Recession takes no prisoners. It is dispiriting to pass so many retail outlets which have closed up shop. We have become used to the signals: dwindling stock, a certain tiredness in window displays and then, bang! Gone.

Economic downturn reveals a certain law-of-the-jungle truth. Those businesses which were built leaner,  operated more flexibly and were more careful in creating customer relationships have fared better.

Recessionary survival, like chance, favours the prepared.

For those of us ploughing our furrow in Dublin, Tower Records on Wicklow Street has been a long-term, energy-giving if a little nerdy, music and movie store.

It has always struck me as a humble business which likes what it does.

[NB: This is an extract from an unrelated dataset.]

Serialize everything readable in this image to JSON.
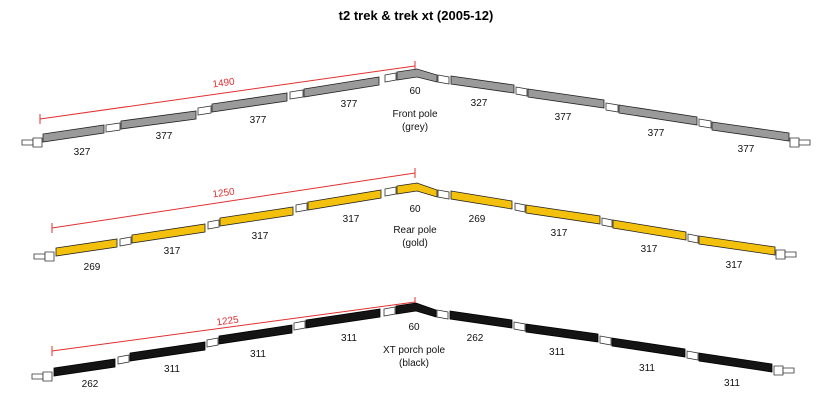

When I asked for a Ken Burns documentary some months back, the guy helping me waxed lyrical about Burns and his particular style of storytelling. It was great to learn something new, and to get excited by the DVD before ever viewing it (as a recent convert to movies marginally more pushy than The Sound of Music, I like to feel part of the club of cool).

In contrast, HMV – the British high street franchise – fell into a rather noisy (and sad) collapse a few months back. It closed its Irish doors, reneged on its outstanding gift tokens and took leave of its hundreds of staff.

It seemed to me that HMV was a place of impersonal gloss – founded on the combined talents of One Direction, Downton Abbey, and Christmas box-sets of Fawlty Towers. It seemed a business predicated on footfall, not people; music charts, not music appreciation. It sold me music, but did not take an interest in stimulating my musical tastes.

Alas, when brands play in the mainstream, they have to deal with mainstream forces. That great big webbed monster-of-connectivity seemed to swallow HMV’s business model whole. Gulp.

I passed Tower Records today and saw their motto fluttering above the rather wizened, but functional, shop signage:

“No music, No life”

Ah yes, I thought. It’s good doing business with a business that knows its business.